Eysses - Colonie correctionnelle
L’histoire pénitentiaire d’Eysses débute le 3 septembre 1803 avec l’arrêté du 16 fructidor an XI (3 septembre 1803) qui affecte l’abbaye bénédictine Saint-Potain-Saint-Gervais - fondée au Ve siècle - à une maison « de force et de réclusion » pour les dix départements de la région aquitaine et toulousaine. Les locaux de l’abbaye sont rachetés par l’État par adjudication le 17 décembre 1804. La maison centrale d’Eysses, prévue pour accueillir des hommes et des femmes condamnés à des peines d’emprisonnement supérieures à une année, ouvre en 1809 après quatre années de travaux de transformation. Eysses devient une maison centrale pour hommes en 1822, année de l’ouverture de la maison centrale pour femmes de Cadillac.

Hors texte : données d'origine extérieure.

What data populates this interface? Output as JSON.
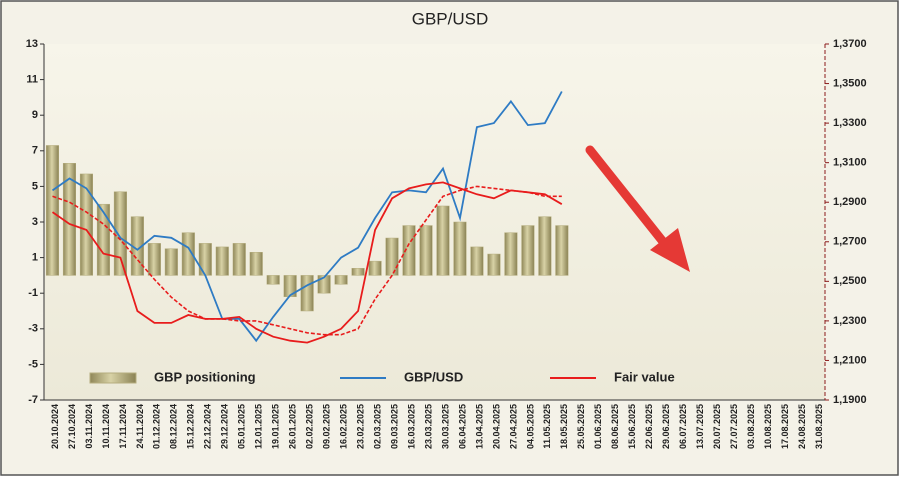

Le 2 juin 1895, la maison centrale d’Eysses est transformée en colonie correctionnelle pour les mineurs délinquants. Conformément à la loi « Corne » du 5 août 1850, y sont admis des mineurs acquittés en vertu de l’article 66 du Code pénal, des mineurs condamnés à des peines de plus de six mois d’emprisonnement et des mineurs en correction paternelle. La colonie correctionnelle d’Eysses se distingue des autres colonies publiques par son régime particulièrement répressif. En effet, elle est organisée en deux sections : une section pénitentiaire pour les mineurs de seize ans condamnés à des peines supérieures à deux ans et pour les relégables bénéficiant d’un régime de faveur, et une section correctionnelle pour les incorrigibles, mineurs de moins de vingt et un ans en « correction paternelle » renvoyés des colonies publiques et privées pour indiscipline. Il existe également à Eysses une section isolée pour les syphilitiques. Suite au décret du 27 décembre 1927, la colonie correctionnelle d’Eysses devient la Maison d’éducation surveillée d’Eysses - quartier correctionnel. Elle conserve donc sa mission répressive dans le paysage des « nouvelles » maisons d’Éducation spécialisée. De la même manière, Eysses restera une colonie disciplinaire pour garçons après loi du 27 juillet 1942 qui supprime la notion de discernement, et par là même, le placement systématique du mineur déclaré non discernant dans une MES.
Le 10 avril 1937, le ministre de la Justice Marc Rucart se déplace pour une inspection complète de la colonie suite à la mort de Roger Abel, l’un des « article 66 » détenus à Eysses. Arrivé à Eysses le 12 mai 1936 à l’âge de 18 ans après avoir été renvoyé successivement de Mettray et de Belle-Île, Roger Abel meurt le 6 février 1937 à l’hôpital d’Agen des suites d’une tuberculose pulmonaire non traitée pendant sa détention marquée par des mesures disciplinaires répétées. Avec la fermeture de Mettray en novembre 1937, cet événement préfigure la réforme de la justice des mineurs d’après-guerre. Entre septembre 1940 et avril 1943, la maison d’éducation surveillée - qui détient encore une centaine de mineurs environ - et un quartier « maison centrale » pour adultes condamnés de droit commun coexistent sur le même site. À partir du mois d’octobre 1943, Eysses reçoit majoritairement des détenus de la zone Sud condamnés pour faits de résistance. Les derniers mineurs sont alors transférés à la MES d’Aniane, qui devient la colonie disciplinaire pour les indisciplinés des autres institutions.